Brazil's Oi Participacoes agreed to buy control of local rival Brasil Telecom for 5.86 billion reais ($3.5 billion), forging a home-grown telecoms giant to compete with Spain's Telefonica and Mexico's America Movil.
The total price tag for the takeover may rise to 12.3 billion reais, taking into consideration an offer for Brasil Telecom's minority shareholders, Oi Chief Executive Luiz Eduardo Falco said. Oi has enough cash at hand to pay for the purchase, but it may also tap the capital markets to raise part of the funds, he said.
The deal, widely expected for months, still depends on changes to Brazil's regulatory framework, which forbids one group from holding two separate telecoms concessions.
But Brazil's government has signaled it is in favor of changing the legislation to allow for some consolidation in the country's fiercely competitive telecoms sector,which was opened to private investment a decade ago.
A proposal to overhaul the legislation and allow for the Brasil Telecom takeover is making its way through the Communications Ministry, after which it will be sent to the country's telecoms regulator for final approval.
If the deal is approved, it would create a Brazilian player large enough to compete on a regional basis with the likes of Telefonica and America Movil, both of which have a major presence throughout Latin America.
"This is a company that is born with ambitions that go beyond Brazil," Falco said at a press conference in Rio de Janeiro. "We have international dreams."
Oi expects to compete head on with America Movil, Telefonica and Telecom Italia as the company expands in the Americas, Europe and Africa, he said.
Falco forecast the merged company will have 110 million customers in five years from about 46 million now in broadband, wireless, fixed line and pay-television services. Mobile phone clients are seen surging to 38 million in five years from 20.5 million now, while broadband clients may jump four-fold to 12 million from 3.15 million now.
Oi also expects to have 30 million clients outside of Brazil in five years.
Trading in Oi and Brasil Telecom shares was briefly halted during the session before the announcement was made.

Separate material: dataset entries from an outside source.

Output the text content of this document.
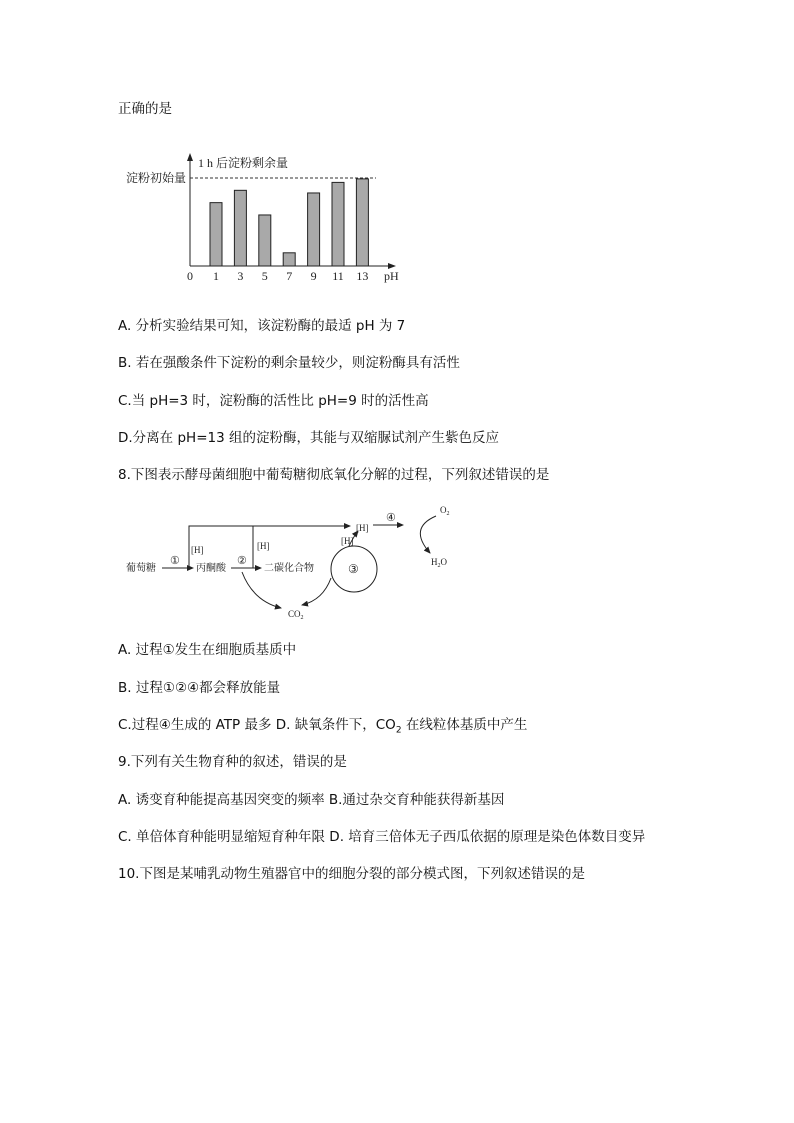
正确的是
1 h 后淀粉剩余量
淀粉初始量
0	pH
1 3 5 7 9 11 13
A. 分析实验结果可知，该淀粉酶的最适 pH 为 7
B. 若在强酸条件下淀粉的剩余量较少，则淀粉酶具有活性
C.当 pH=3 时，淀粉酶的活性比 pH=9 时的活性高
D.分离在 pH=13 组的淀粉酶，其能与双缩脲试剂产生紫色反应
8.下图表示酵母菌细胞中葡萄糖彻底氧化分解的过程，下列叙述错误的是
葡萄糖
①
丙酮酸
②
二碳化合物
[H]	[H]
[H]
③
[H]
$CO_2$
④
$O_2$
$H_2O$
A. 过程①发生在细胞质基质中
B. 过程①②④都会释放能量
C.过程④生成的 ATP 最多 D. 缺氧条件下，$CO_2$ 在线粒体基质中产生
9.下列有关生物育种的叙述，错误的是
A. 诱变育种能提高基因突变的频率 B.通过杂交育种能获得新基因
C. 单倍体育种能明显缩短育种年限 D. 培育三倍体无子西瓜依据的原理是染色体数目变异
10.下图是某哺乳动物生殖器官中的细胞分裂的部分模式图，下列叙述错误的是
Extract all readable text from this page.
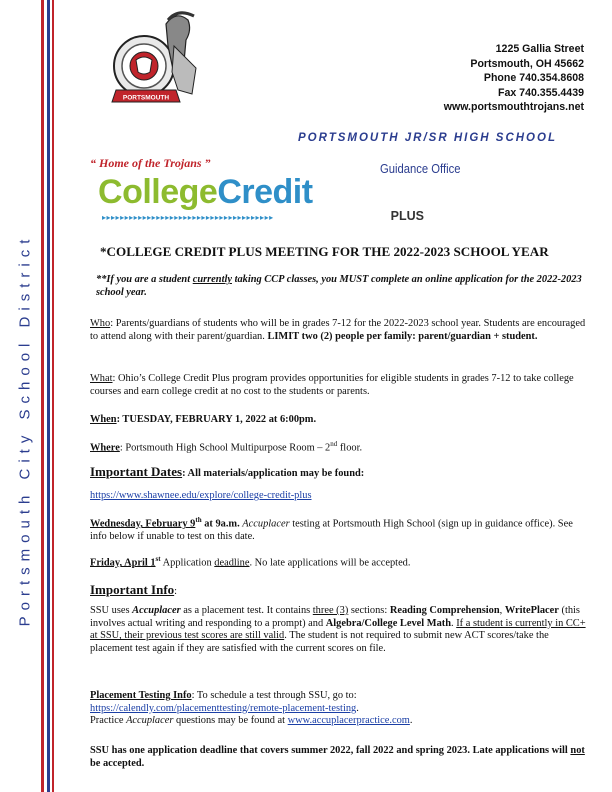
Portsmouth City School District
PORTSMOUTH
1225 Gallia Street
Portsmouth, OH 45662
Phone 740.354.8608
Fax 740.355.4439
www.portsmouthtrojans.net
PORTSMOUTH JR/SR HIGH SCHOOL
“ Home of the Trojans ”	Guidance Office
CollegeCredit
▸▸▸▸▸▸▸▸▸▸▸▸▸▸▸▸▸▸▸▸▸▸▸▸▸▸▸▸▸▸▸▸▸▸▸▸▸▸	PLUS
*COLLEGE CREDIT PLUS MEETING FOR THE 2022-2023 SCHOOL YEAR
**If you are a student currently taking CCP classes, you MUST complete an online application for the 2022-2023 school year.
Who: Parents/guardians of students who will be in grades 7-12 for the 2022-2023 school year. Students are encouraged to attend along with their parent/guardian. LIMIT two (2) people per family: parent/guardian + student.
What: Ohio’s College Credit Plus program provides opportunities for eligible students in grades 7-12 to take college courses and earn college credit at no cost to the students or parents.
When: TUESDAY, FEBRUARY 1, 2022 at 6:00pm.
Where: Portsmouth High School Multipurpose Room – 2nd floor.
Important Dates: All materials/application may be found:
https://www.shawnee.edu/explore/college-credit-plus
Wednesday, February 9th at 9a.m. Accuplacer testing at Portsmouth High School (sign up in guidance office). See info below if unable to test on this date.
Friday, April 1st Application deadline. No late applications will be accepted.
Important Info:
SSU uses Accuplacer as a placement test. It contains three (3) sections: Reading Comprehension, WritePlacer (this involves actual writing and responding to a prompt) and Algebra/College Level Math. If a student is currently in CC+ at SSU, their previous test scores are still valid. The student is not required to submit new ACT scores/take the placement test again if they are satisfied with the current scores on file.
Placement Testing Info: To schedule a test through SSU, go to:
https://calendly.com/placementtesting/remote-placement-testing.
Practice Accuplacer questions may be found at www.accuplacerpractice.com.
SSU has one application deadline that covers summer 2022, fall 2022 and spring 2023. Late applications will not be accepted.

After trading resumed in Sao Paulo, Brasil Telecom's preferred shares tumbled 8.49 percent and Oi fell 3.11 percent.
The combined company would control about 70 percent of Brazil's fixed-line market, 18.5 percent of the wireless market and some 40 percent of broadband Internet services. Together, Oi and Brasil Telecom Participacoes had 28.65 billion reais ($17.15 billion) in revenues last year.
The new company will be controlled by local industrial conglomerates Andrade Gutierrez SA and Jereissati Participacoes, both from Oi's controlling shareholder group. Brazil's national development bank, BNDES, and some state-run pension funds will also hold stakes in the merged company.
Oi said it expects to get legal approval for the deal in 120 days. If the legislation isn't changed in 240 days to allow for the takeover, Oi will be required to pay a break-up fee of 490.15 million reais ($293.5 million).
With the deal, U.S.-based Citigroup will cash out of Brasil Telecom after years of acrimonious disputes and lawsuits with some of its local partners in the shareholder group.
Oi, formerly known as Telemar, is based in Rio de Janeiro and is the dominant player in 16 of Brazil's 26 states. Brasil Telecom, based in Brasilia, is the country's third-largest fixed-line operator and is present in 10 states.